I can say I rarely run into this specific problem. I tend to use variables once they're declared. It's possible my development style is just different. If I found this to be a big problem, I probably would disable the warning for debug builds.




I've had this sort of problem quite a bit, but it probably does depend on programming style. If you use a lot of temporary variables rather than anonymous subexpressions (this is somewhat common among people who use a debugger a lot, and some compilers seem to prefer SIMD code to look like this) then it's very easy for one commented-out line to turn into a whole pile of unused variable warnings that slowly fan out as you "fix" each one in turn (because many expressions simply combine two variables that themselves only exist to be inputs for that expression, and so on in turn).

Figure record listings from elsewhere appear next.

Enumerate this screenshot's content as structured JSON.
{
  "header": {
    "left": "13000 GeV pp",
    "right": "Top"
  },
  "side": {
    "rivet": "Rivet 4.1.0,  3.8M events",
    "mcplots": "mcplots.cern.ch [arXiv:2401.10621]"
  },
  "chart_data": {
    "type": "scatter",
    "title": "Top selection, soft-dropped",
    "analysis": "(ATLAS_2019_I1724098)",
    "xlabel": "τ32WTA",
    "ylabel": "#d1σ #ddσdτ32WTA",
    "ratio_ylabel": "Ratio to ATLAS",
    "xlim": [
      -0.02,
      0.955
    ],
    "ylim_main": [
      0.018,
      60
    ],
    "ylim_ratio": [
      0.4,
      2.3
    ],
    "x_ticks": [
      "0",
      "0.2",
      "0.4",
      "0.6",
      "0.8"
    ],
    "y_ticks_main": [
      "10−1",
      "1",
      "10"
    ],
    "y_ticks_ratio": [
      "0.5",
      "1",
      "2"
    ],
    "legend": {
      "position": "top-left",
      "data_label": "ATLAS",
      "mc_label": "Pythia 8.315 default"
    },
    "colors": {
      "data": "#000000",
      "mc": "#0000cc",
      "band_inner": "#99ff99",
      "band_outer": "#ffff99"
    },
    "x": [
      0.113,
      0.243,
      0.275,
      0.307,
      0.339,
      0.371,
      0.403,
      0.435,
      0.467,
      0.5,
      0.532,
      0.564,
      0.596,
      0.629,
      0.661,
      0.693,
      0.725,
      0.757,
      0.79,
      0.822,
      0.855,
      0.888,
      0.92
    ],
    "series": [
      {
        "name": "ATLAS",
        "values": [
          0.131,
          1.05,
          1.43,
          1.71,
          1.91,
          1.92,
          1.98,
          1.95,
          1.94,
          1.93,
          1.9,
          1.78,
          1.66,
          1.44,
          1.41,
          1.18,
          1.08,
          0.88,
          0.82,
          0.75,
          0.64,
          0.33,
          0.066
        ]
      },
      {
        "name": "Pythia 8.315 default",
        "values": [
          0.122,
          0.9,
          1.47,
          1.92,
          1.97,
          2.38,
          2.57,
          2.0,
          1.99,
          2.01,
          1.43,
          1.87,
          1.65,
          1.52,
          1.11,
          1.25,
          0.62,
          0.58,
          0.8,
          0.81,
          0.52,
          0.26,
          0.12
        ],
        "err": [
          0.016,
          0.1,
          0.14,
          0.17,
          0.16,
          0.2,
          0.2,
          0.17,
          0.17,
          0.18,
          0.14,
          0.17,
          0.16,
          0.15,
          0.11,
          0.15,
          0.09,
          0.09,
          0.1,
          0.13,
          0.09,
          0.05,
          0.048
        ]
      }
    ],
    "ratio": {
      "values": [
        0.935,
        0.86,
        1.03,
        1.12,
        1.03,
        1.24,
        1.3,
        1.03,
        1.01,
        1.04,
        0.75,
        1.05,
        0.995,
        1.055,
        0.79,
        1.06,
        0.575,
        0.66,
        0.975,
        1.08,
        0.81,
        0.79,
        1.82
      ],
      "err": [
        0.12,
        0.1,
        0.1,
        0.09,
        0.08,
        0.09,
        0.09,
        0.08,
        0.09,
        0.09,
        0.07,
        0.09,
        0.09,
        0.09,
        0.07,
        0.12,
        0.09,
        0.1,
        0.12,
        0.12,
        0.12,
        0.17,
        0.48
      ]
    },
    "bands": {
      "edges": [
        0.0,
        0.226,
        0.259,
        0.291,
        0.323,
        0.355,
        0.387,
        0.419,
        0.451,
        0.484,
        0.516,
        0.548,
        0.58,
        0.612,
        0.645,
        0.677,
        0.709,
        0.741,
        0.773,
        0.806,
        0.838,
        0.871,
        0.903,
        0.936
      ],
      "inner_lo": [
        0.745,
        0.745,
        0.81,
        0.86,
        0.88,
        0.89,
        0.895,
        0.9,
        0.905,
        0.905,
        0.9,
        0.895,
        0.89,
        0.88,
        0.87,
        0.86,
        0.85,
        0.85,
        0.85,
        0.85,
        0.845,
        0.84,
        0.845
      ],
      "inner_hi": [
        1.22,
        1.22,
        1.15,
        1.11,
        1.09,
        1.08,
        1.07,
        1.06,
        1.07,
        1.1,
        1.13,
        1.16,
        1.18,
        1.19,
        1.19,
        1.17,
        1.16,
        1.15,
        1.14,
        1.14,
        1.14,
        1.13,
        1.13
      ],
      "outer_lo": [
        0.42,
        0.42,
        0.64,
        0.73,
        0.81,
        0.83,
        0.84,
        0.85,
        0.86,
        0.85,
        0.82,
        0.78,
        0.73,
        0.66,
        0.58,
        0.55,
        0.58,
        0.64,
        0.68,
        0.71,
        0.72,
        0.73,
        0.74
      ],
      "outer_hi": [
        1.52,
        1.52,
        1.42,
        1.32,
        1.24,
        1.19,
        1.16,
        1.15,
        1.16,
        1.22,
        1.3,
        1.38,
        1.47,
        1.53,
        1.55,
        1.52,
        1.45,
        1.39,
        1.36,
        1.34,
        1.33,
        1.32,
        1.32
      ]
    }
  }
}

This is terribly galling if you're only commenting something out as a quick (or not, as it turns out...) sanity check while you're trying to debug something.

All in all, warnings-as-errors seemed to me like a bum deal. People who don't fix their warnings without warnings-as-errors can't generally be relied on to fix them properly; people who do fix their warnings would have fixed them anyway; everybody is annoyed at some point.

In fact, I am actually becoming annoyed just thinking about it again ;)


And I'm annoyed when there are hundreds of innocuous warnings. In that case I have to mentally track the warning count so I know when I've incremented it.

Someone who can't fix a warning properly probably isn't a very good coder to begin with. I'd say you're hosed no matter what. :P

I understand you problem with lots of temporary variables. It's not a situation I've encountered. It's certainly something that might make me reassess my position should I encounter it.


> The only downside I can think of is someone accidentally commits a single-line, commented out variable declaration.

Yeah, that's the sort of thing I was thinking of. Or empty method implementations, or dummy return values, or whatever.

I guess my point is just that if it's more convenient to do something else before fixing an issue, then it's better to have a warning reminding you to fix it than to not. And if you're not going to circumvent the error, you're probably not going to ignore the warnings either.

Reading your other comment, you mentioned working with make. The advantage I mentioned only really applies in IDEs.